EricDockett profile image

EricDockett 3 years ago from USA

I did see the response to that Death Star petition, and I thought the government's reasoning was flimsy at best. Bah! In any event, I always seem to fail and finding things in sky when they are supposed to be up there, so your Hub is very helpful.


rfmoran profile image

rfmoran 3 years ago from Long Island, New York

I saw it once, on a clear summer night in Park City Utah. A friend pointed it out. Thanks so much for showing us how to plan viewing it. What a great way to liven up an outdoor party! Voted up0 useful and interesting. Russ


Greekgeek profile image

Greekgeek 3 years ago from California Author

It's been raining here for days, but the clouds parted JUUUST enough for me to see it last night... and thank goodness for NightSky; with patchy clouds in the way all I could see was Jupiter, but I knew just where to look to see the ISS coming up out of the trees!

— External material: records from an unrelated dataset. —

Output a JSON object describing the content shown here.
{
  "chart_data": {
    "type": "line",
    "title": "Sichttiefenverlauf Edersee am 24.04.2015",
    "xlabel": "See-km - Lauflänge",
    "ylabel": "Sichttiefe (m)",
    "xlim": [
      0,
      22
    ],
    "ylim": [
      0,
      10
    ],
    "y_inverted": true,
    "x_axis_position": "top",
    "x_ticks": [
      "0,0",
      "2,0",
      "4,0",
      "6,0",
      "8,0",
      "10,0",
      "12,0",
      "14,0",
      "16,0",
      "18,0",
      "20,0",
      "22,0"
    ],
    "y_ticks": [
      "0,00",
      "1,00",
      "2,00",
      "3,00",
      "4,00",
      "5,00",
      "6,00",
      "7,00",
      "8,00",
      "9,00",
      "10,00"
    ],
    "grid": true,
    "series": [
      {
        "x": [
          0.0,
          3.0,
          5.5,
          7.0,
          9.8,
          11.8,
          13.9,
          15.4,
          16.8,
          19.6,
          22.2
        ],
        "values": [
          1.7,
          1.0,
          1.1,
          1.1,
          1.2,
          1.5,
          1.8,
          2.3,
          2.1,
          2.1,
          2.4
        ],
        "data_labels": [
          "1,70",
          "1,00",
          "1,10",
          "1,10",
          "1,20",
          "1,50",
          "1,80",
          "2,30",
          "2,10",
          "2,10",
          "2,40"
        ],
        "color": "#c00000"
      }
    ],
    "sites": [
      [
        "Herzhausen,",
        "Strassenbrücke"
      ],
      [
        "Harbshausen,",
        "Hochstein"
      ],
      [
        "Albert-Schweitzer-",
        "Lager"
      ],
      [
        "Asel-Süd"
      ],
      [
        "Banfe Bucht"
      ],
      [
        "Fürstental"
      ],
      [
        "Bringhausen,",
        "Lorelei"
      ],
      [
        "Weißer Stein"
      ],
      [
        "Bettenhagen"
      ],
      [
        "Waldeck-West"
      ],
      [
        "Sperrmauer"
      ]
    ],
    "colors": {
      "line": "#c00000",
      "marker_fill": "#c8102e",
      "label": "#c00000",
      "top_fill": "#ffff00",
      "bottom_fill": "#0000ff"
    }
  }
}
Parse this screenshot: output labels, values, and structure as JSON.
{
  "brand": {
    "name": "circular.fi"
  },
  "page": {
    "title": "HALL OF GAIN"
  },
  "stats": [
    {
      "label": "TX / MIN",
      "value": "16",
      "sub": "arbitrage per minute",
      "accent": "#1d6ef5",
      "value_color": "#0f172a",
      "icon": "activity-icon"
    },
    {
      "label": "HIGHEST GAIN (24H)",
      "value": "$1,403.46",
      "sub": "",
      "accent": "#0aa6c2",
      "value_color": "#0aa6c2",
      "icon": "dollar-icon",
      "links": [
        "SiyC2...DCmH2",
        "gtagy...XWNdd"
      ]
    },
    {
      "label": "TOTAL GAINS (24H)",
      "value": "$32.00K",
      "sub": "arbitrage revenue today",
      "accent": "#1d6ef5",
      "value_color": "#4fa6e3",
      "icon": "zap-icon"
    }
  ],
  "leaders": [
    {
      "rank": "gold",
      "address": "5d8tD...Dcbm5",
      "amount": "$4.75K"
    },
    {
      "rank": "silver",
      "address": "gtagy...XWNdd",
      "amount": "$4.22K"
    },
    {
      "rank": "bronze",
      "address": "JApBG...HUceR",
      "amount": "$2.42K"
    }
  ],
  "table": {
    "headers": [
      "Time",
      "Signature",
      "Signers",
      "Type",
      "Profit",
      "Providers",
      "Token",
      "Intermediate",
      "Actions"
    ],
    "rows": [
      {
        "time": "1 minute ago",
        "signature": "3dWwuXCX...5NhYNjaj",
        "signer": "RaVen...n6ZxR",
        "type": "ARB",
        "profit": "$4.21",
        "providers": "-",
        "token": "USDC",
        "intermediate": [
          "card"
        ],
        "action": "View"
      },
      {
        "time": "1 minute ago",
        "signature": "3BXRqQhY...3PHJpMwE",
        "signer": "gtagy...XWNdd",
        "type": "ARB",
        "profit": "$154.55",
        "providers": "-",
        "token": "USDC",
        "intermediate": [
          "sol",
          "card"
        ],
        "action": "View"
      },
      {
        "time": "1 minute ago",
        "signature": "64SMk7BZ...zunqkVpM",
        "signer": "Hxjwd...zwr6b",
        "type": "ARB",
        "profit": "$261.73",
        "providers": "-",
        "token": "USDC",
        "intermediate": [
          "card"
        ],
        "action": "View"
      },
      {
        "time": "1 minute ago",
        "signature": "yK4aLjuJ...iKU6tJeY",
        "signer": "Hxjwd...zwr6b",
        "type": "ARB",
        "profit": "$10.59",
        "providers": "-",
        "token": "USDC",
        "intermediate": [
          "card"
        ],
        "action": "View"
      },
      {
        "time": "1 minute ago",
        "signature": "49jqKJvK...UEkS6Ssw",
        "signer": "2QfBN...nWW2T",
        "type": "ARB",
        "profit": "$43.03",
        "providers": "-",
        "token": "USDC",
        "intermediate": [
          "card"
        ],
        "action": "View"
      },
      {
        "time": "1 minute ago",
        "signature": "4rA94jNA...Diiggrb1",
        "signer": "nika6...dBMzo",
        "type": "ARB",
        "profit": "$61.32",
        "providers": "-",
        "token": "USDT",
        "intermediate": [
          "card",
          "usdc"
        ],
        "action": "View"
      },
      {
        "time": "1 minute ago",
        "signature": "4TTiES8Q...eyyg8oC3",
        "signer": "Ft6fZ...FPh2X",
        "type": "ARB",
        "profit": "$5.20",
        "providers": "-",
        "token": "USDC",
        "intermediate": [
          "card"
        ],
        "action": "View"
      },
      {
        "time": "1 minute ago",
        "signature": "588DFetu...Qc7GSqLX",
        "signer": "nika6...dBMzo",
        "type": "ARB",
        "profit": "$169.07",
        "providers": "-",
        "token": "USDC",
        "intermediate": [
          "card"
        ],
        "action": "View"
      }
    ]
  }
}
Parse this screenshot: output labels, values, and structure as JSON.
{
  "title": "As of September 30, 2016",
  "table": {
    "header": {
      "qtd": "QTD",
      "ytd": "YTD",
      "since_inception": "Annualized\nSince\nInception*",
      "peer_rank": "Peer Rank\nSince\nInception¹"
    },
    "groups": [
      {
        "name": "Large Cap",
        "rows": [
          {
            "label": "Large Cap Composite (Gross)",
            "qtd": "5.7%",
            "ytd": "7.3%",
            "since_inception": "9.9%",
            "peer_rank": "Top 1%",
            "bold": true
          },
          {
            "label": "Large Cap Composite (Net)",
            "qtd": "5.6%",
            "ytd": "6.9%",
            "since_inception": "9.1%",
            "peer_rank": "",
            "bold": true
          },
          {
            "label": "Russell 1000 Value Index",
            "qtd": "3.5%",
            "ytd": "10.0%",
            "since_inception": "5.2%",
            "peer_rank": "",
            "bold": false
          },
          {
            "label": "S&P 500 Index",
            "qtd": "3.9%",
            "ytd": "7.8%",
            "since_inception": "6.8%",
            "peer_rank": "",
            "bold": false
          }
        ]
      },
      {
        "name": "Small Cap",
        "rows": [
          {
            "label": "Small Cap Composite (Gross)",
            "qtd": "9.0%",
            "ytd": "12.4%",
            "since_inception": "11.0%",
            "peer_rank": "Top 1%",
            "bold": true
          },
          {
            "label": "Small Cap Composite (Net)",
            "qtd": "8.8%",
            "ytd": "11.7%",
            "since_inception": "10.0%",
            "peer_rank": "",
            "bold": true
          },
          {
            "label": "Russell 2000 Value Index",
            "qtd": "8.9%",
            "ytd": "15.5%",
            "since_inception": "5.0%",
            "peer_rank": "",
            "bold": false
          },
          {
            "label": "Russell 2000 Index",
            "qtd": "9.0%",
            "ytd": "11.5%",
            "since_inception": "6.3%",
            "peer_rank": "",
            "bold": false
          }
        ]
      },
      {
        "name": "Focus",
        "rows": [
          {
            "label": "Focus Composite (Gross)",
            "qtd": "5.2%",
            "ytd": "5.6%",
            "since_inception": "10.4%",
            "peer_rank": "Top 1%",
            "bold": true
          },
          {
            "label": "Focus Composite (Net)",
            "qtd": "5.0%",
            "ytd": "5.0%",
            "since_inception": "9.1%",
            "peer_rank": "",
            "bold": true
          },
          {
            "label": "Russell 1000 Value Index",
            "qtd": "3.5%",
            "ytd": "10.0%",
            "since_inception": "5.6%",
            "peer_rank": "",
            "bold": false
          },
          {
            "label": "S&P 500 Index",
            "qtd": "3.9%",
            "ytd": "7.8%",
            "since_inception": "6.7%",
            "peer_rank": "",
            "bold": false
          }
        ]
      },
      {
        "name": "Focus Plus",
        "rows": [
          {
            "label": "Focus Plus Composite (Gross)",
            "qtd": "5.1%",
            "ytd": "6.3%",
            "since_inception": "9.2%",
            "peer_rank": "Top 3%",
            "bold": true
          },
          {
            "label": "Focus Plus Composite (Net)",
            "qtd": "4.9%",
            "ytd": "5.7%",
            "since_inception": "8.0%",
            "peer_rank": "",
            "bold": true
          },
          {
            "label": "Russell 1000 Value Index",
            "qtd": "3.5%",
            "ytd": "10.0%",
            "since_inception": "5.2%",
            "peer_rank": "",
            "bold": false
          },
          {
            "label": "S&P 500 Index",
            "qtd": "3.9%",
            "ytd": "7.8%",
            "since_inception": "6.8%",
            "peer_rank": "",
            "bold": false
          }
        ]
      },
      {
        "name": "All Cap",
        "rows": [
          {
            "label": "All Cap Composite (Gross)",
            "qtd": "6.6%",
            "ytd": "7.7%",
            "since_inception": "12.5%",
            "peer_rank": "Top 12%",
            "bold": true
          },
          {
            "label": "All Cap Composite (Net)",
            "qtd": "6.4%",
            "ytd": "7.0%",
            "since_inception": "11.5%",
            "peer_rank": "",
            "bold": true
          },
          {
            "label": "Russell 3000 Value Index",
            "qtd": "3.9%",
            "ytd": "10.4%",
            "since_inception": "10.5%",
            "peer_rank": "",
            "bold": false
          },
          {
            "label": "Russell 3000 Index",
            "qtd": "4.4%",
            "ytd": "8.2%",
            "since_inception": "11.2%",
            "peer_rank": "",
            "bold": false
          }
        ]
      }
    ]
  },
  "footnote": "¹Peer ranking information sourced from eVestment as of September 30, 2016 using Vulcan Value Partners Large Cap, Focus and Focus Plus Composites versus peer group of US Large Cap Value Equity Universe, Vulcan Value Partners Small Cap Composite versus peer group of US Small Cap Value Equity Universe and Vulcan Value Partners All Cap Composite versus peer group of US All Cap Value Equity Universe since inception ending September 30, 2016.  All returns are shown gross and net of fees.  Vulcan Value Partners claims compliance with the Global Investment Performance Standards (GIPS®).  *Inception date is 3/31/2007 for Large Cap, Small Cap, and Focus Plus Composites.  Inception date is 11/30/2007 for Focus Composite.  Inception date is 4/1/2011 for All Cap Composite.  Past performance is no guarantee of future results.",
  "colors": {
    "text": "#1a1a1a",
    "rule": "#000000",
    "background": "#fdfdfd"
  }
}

You're right, this would be fun for a party! (In fact the first time I did it was in December, visiting my parents in Utah where they had clear skies. We went out in the snow to watch it fly over, while sipping hot cider or cocoa.)


anatomynotes profile image

anatomynotes 3 years ago

Great view of earth from the ISS in the last video. Did you see all those lights? We need to turn off some.

Thanks for sharing this with us! I will take a look tomorrow if I can spot the ISS.


Paul 2 years ago

I have seen many views of earth from the ISS, but I never grow tired of seeing them. Nice to see someone also interested in that.